General information
- Type: 3 seat, twin engine light civil aircraft
- National origin: France
- Number built: 1

History
- First flight: 23 April 1935

= Duverne-Saran 01 =

The Duverne-Saran 01 was a twin engine, three seat touring aircraft built in France in the mid-1930s. Only one was completed.

==Design==

The Duverne-Saran 01 was designed to carry a pilot and two passengers rapidly but economically with the extra security provided by two engines. It was a wooden aircraft with a low, cantilever wing set with about 6° of dihedral. The wing was in three parts, with a short span, constant chord centre section and two straight-tapered, square-tipped outer panels. Long ailerons on the outer panels occupied about 60% of the span. There were split flaps on either side of the ailerons. Structurally the wings had a box spar, shaping the section and plywood covered; the section aft of the box was formed by ribs and was fabric covered.

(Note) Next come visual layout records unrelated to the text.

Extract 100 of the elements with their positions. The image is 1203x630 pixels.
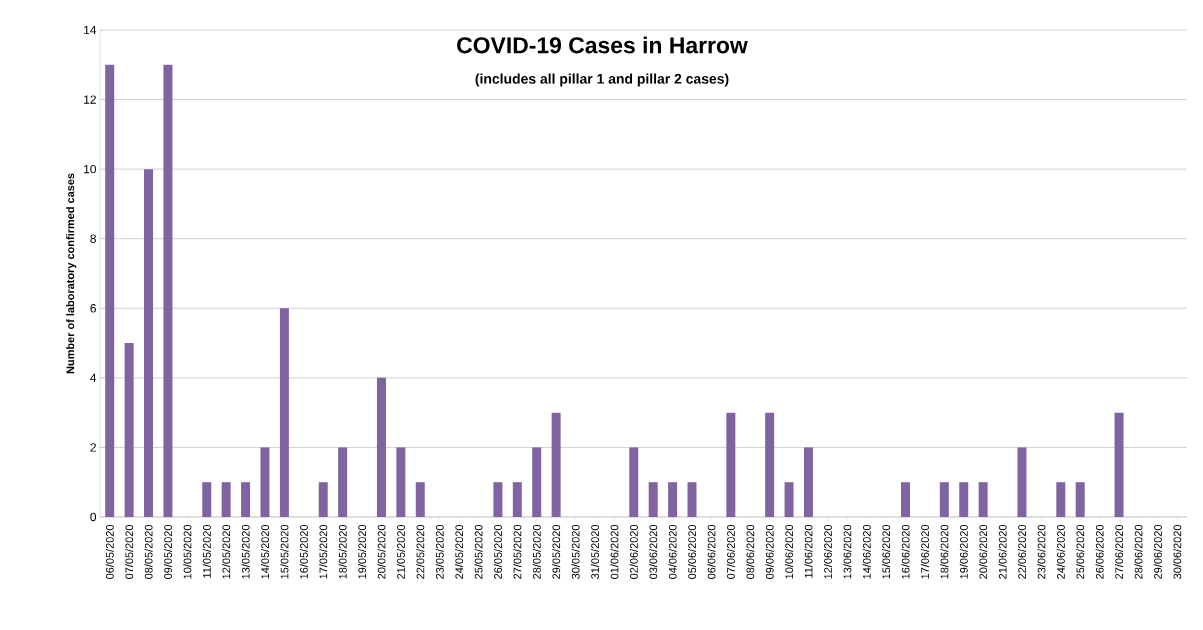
y-tick-label: 10	[84, 164, 97, 174]
y-tick-label: 0	[90, 512, 97, 522]
bar	[163, 64, 173, 517]
x-tick-label: 18/05/2020	[338, 524, 347, 579]
bar	[493, 482, 503, 517]
x-tick-label: 26/06/2020	[1095, 524, 1104, 579]
bar	[939, 482, 949, 517]
y-tick-label: 14	[84, 25, 97, 35]
bar	[338, 447, 348, 517]
chart-title: COVID-19 Cases in Harrow	[457, 36, 748, 54]
x-tick-label: 20/06/2020	[979, 524, 988, 579]
x-tick-label: 08/06/2020	[746, 524, 755, 579]
text: (includes all pillar 1 and pillar 2 cases)	[475, 73, 729, 87]
bar	[765, 412, 775, 517]
x-tick-label: 16/06/2020	[901, 524, 910, 579]
x-tick-label: 22/06/2020	[1017, 524, 1026, 579]
x-tick-label: 01/06/2020	[610, 524, 619, 579]
bar	[415, 482, 425, 517]
x-tick-label: 22/05/2020	[416, 524, 425, 579]
x-tick-label: 15/05/2020	[280, 524, 289, 579]
x-tick-label: 30/06/2020	[1173, 524, 1182, 579]
bar	[376, 377, 386, 517]
bar	[1017, 447, 1027, 517]
x-tick-label: 30/05/2020	[571, 524, 580, 579]
bar	[221, 482, 231, 517]
x-tick-label: 26/05/2020	[493, 524, 502, 579]
x-tick-label: 13/05/2020	[241, 524, 250, 579]
x-tick-label: 25/05/2020	[474, 524, 483, 579]
bar	[260, 447, 270, 517]
bar	[726, 412, 736, 517]
x-tick-label: 06/06/2020	[707, 524, 716, 579]
x-tick-label: 13/06/2020	[843, 524, 852, 579]
x-tick-label: 29/05/2020	[552, 524, 561, 579]
x-tick-label: 19/06/2020	[959, 524, 968, 579]
bar	[901, 482, 911, 517]
y-tick-label: 2	[90, 443, 96, 452]
bar	[959, 482, 969, 517]
x-tick-label: 08/05/2020	[144, 524, 153, 579]
x-tick-label: 18/06/2020	[940, 524, 949, 579]
x-tick-label: 29/06/2020	[1153, 524, 1162, 579]
bar	[241, 482, 251, 517]
x-tick-label: 25/06/2020	[1076, 524, 1085, 579]
y-axis-title: Number of laboratory confirmed cases	[66, 173, 77, 374]
x-tick-label: 05/06/2020	[687, 524, 697, 579]
bar	[144, 169, 154, 517]
x-tick-label: 23/06/2020	[1037, 524, 1046, 579]
x-tick-label: 06/05/2020	[105, 524, 114, 579]
y-tick-label: 12	[84, 95, 96, 104]
bar	[1114, 412, 1124, 517]
x-tick-label: 19/05/2020	[358, 524, 367, 579]
x-tick-label: 28/05/2020	[532, 524, 541, 579]
x-tick-label: 03/06/2020	[649, 524, 658, 579]
x-tick-label: 21/06/2020	[998, 524, 1007, 579]
x-tick-label: 21/05/2020	[396, 524, 405, 579]
bar	[629, 447, 639, 517]
bar	[687, 482, 697, 517]
y-tick-label: 6	[90, 304, 96, 313]
x-tick-label: 11/06/2020	[804, 524, 813, 578]
x-tick-label: 17/05/2020	[319, 524, 328, 579]
x-tick-label: 07/05/2020	[125, 524, 134, 579]
x-tick-label: 09/06/2020	[765, 524, 774, 579]
x-tick-label: 23/05/2020	[435, 524, 444, 579]
x-tick-label: 17/06/2020	[920, 524, 929, 579]
x-tick-label: 24/05/2020	[455, 524, 464, 579]
x-tick-label: 27/06/2020	[1115, 524, 1124, 579]
bar	[648, 482, 658, 517]
x-tick-label: 16/05/2020	[299, 524, 308, 579]
x-tick-label: 15/06/2020	[882, 524, 891, 579]
x-tick-label: 11/05/2020	[202, 524, 211, 578]
x-tick-label: 24/06/2020	[1056, 524, 1065, 579]
x-tick-label: 04/06/2020	[668, 524, 677, 579]
x-tick-label: 31/05/2020	[590, 524, 599, 579]
x-tick-label: 27/05/2020	[513, 524, 522, 579]
x-tick-label: 10/06/2020	[785, 524, 794, 579]
y-tick-label: 4	[90, 373, 97, 382]
bar	[978, 482, 988, 517]
bar	[105, 64, 115, 517]
x-tick-label: 14/06/2020	[862, 524, 871, 579]
bar	[1056, 482, 1066, 517]
x-tick-label: 09/05/2020	[163, 524, 172, 579]
x-tick-label: 12/05/2020	[222, 524, 231, 579]
bar	[668, 482, 678, 517]
bar	[784, 482, 794, 517]
bar	[551, 412, 561, 517]
x-tick-label: 12/06/2020	[823, 524, 832, 579]
bar	[202, 482, 212, 517]
x-tick-label: 28/06/2020	[1134, 524, 1143, 579]
y-tick-label: 8	[90, 234, 96, 243]
x-tick-label: 20/05/2020	[377, 524, 386, 579]
bar	[532, 447, 542, 517]
x-tick-label: 07/06/2020	[726, 524, 735, 579]
bar	[512, 482, 522, 517]
bar	[803, 447, 813, 517]
x-tick-label: 10/05/2020	[183, 524, 192, 579]
bar	[318, 482, 328, 517]
bar	[396, 447, 406, 517]
bar	[124, 343, 134, 517]
bar	[1075, 482, 1085, 517]
x-tick-label: 14/05/2020	[260, 524, 270, 579]
bar	[279, 308, 289, 517]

The Duverne-Saran 01's engines were mounted from the wing at the junctions between the centre section and outer panels. The 40 hp Chaise 4-E engines were air-cooled, inverted V-4s with a narrow angle between the cylinders, so were unusually compact. The propeller shafts were at wing level, with the bulk of the engine and cowlings ahead and below the wing.

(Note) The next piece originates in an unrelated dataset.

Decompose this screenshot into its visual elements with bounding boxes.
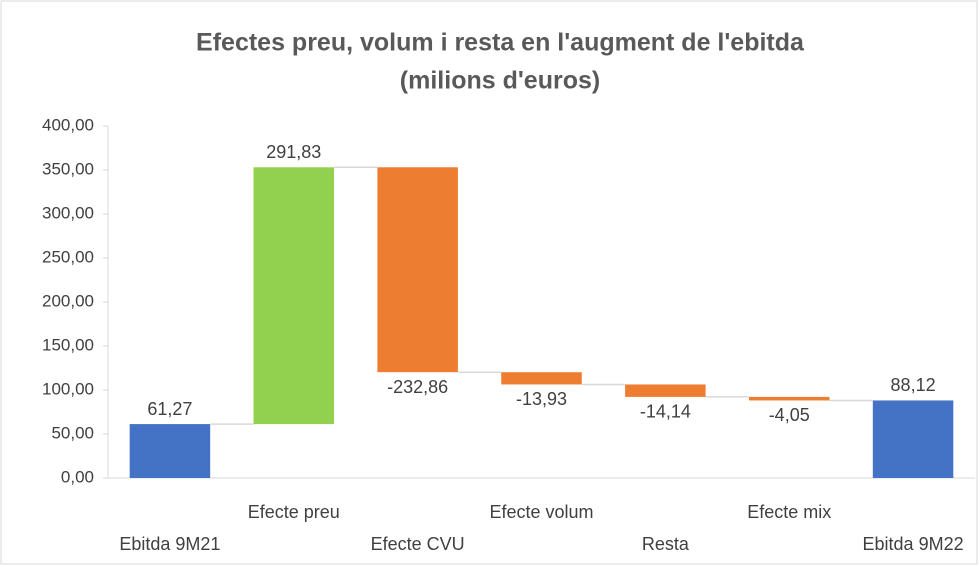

Its fuselage was built around four spruce longerons and was rectangular in section. The extreme nose was a duralumin dome, the central region was ply covered and fabric covered the tapering rear section. Its three seats were in tandem, with the pilot in front over the wing leading edge, a passenger behind over the centre of gravity and a third seat, which could be fitted with dual control, in the rear. A windowed cabin top was envisaged but does not appear in the few published photographs of the Duverne-Saran, so it may not have been fitted. The fuselage design made it easy to modify; for example, a hinged panel in the side could admit patients on a stretcher.

The tail was conventional with a trapezoidal tailplane mounted on the upper fuselage carrying rectangular elevators. The angle of incidence of the tailplane could be adjusted in flight for trim but the elevators were not balanced. The Duverne-Saran had a triangular fin and rectangular balanced rudder.

It had a fixed tailskid undercarriage with mainwheels on faired half-axles from the bottom of the fuselage, with short, faired, rubber ring shock absorbers from the outer lower engine mounts.

==Development==

The Duverne-Saran 01, prototype and only example of the type, flew for the first time on 23 April 1935. It was one of sixteen prototypes that took part in a 2140 km, ten-day tour around France which started at Orly on 18 October 1935.

On 28 April 1936 it arrived at Villacoublay for its official trials. At that time it still had the Chaise engines but by March 1937 these had been replaced with 60 hp Train 6T straight six cylinder, inverted, air-cooled engines. It first flew with these early in May 1937 and trials continued until at least October.

In December 1937 it changed engines again, with the installation of smaller, 40 hp Train 4Ts, similar to the 6Ts but with four cylinders, in order to make record attempts in the low power category.

A year later, in December 1938 the Duverne-Saran had begun tests powered by two 70 hp air-cooled [Minié 4.D0 Horus flat fours.